Agate sintió su boca repentinamente muy seca. Sus labios se movieron en un vano intento de hablar.

—Voy a darle a usted algún consejo —continuó Zearsdale—. No tomaré en consideración sus palabras, de forma que buscaré por mí mismo la verdad sobre Corley. Mientras tanto, él no debe saber nada de lo que usted me ha dicho. No intente ponerle en guardia. Si lo hace, haré que lo lamente más que nada, y es una promesa, mister L. J. Agate.

La mención de su nombre fue para Agate como un purgante. Abruptamente se sintió muy sobrio, y más asustado que nunca en toda su vida llena de miedos.

—¿Qué? —refunfuñó—. ¿Qué es lo que va usted a hacer?

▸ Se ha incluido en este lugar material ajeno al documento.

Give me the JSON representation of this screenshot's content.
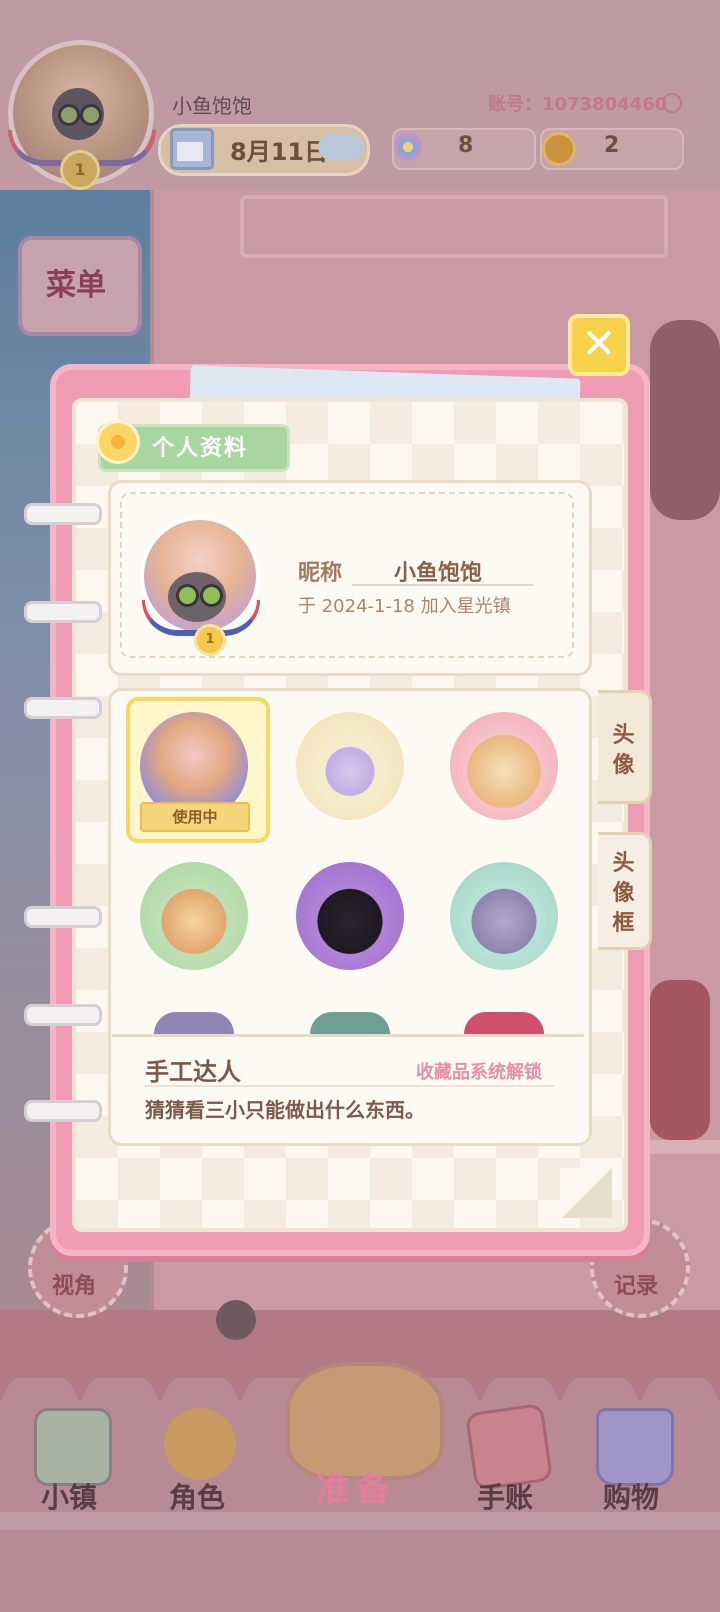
{
  "header": {
    "nickname": "小鱼饱饱",
    "account": "账号：1073804460",
    "date": "8月11日",
    "flowers": "8",
    "coins": "2"
  },
  "menu_label": "菜单",
  "background_buttons": {
    "left_label": "视角",
    "right_label": "记录"
  },
  "dialog": {
    "close_label": "✕",
    "section_title": "个人资料",
    "profile": {
      "nickname_label": "昵称",
      "nickname_value": "小鱼饱饱",
      "join_text": "于 2024-1-18 加入星光镇"
    },
    "tabs": [
      {
        "label": "头像"
      },
      {
        "label": "头像框"
      }
    ],
    "avatars": [
      {
        "icon": "raccoon-group-avatar",
        "in_use": true,
        "badge": "使用中"
      },
      {
        "icon": "magic-top-hat-avatar",
        "in_use": false
      },
      {
        "icon": "shiba-dog-avatar",
        "in_use": false
      },
      {
        "icon": "beagle-lollipop-avatar",
        "in_use": false
      },
      {
        "icon": "black-cat-avatar",
        "in_use": false
      },
      {
        "icon": "grey-cat-octopus-avatar",
        "in_use": false
      }
    ],
    "description": {
      "title": "手工达人",
      "unlock": "收藏品系统解锁",
      "text": "猜猜看三小只能做出什么东西。"
    }
  },
  "nav": {
    "items": [
      {
        "label": "小镇",
        "icon": "town-map-icon"
      },
      {
        "label": "角色",
        "icon": "character-icon"
      },
      {
        "label": "准备",
        "icon": "prepare-basket-icon"
      },
      {
        "label": "手账",
        "icon": "journal-icon"
      },
      {
        "label": "购物",
        "icon": "shopping-bag-icon"
      }
    ]
  },
  "colors": {
    "dialog_pink": "#ee9bb3",
    "section_green": "#a9d6a0",
    "in_use_yellow": "#f7d867",
    "close_yellow": "#f6d24a",
    "unlock_pink": "#ea8ea2"
  }
}
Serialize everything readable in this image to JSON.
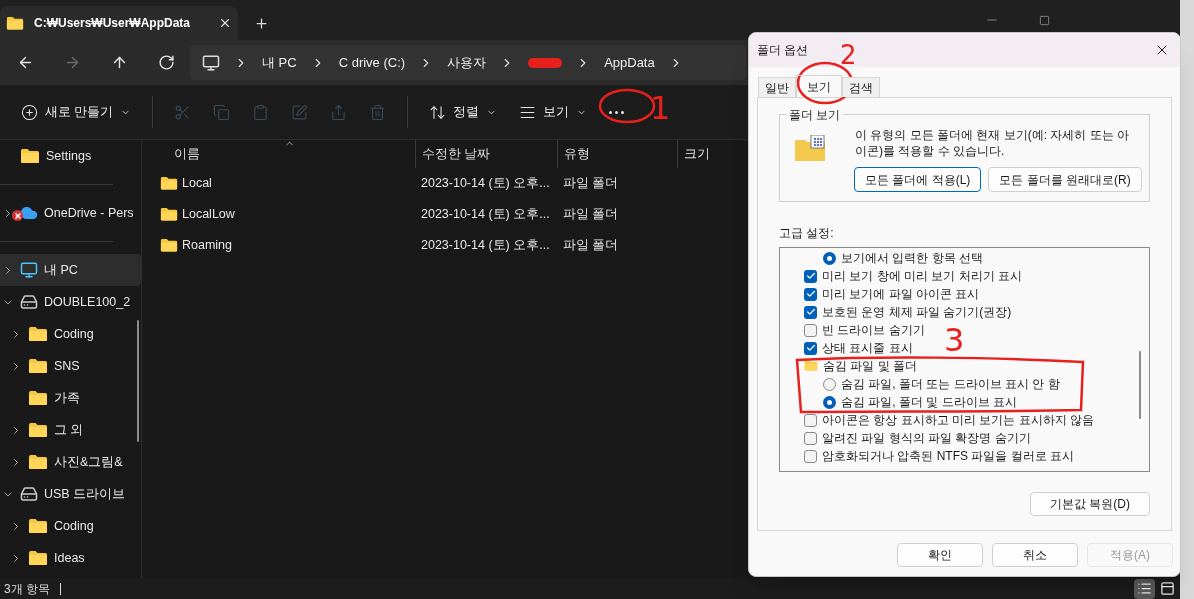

—¿A hacer? —dijo Zearsdale con una voz cadenciosa—. Pues, voy a invitar a mister Corley a cenar conmigo.

Colgó.

Agate también colgó. Miró su copa, comenzó a acercarse a ella, entonces sacudió su mano hacia atrás como si hubiera tocado una llama.

Sería mejor que volviera al banco, supuso.

No, sería mejor que se fuera a casa. No, mejor sería ir…, ir…

El camarero se le acercó, aún respetuoso, sin tener en cuenta los gritos que Agate le había dirigido escasos momentos antes. Agate se enderezó, se pasó la mano por la cabeza donde crecían unos ralos cabellos, asumió un impresionante ceño fruncido, abrió la boca para hablar, y vomitó poniéndolo todo hecho una mierda.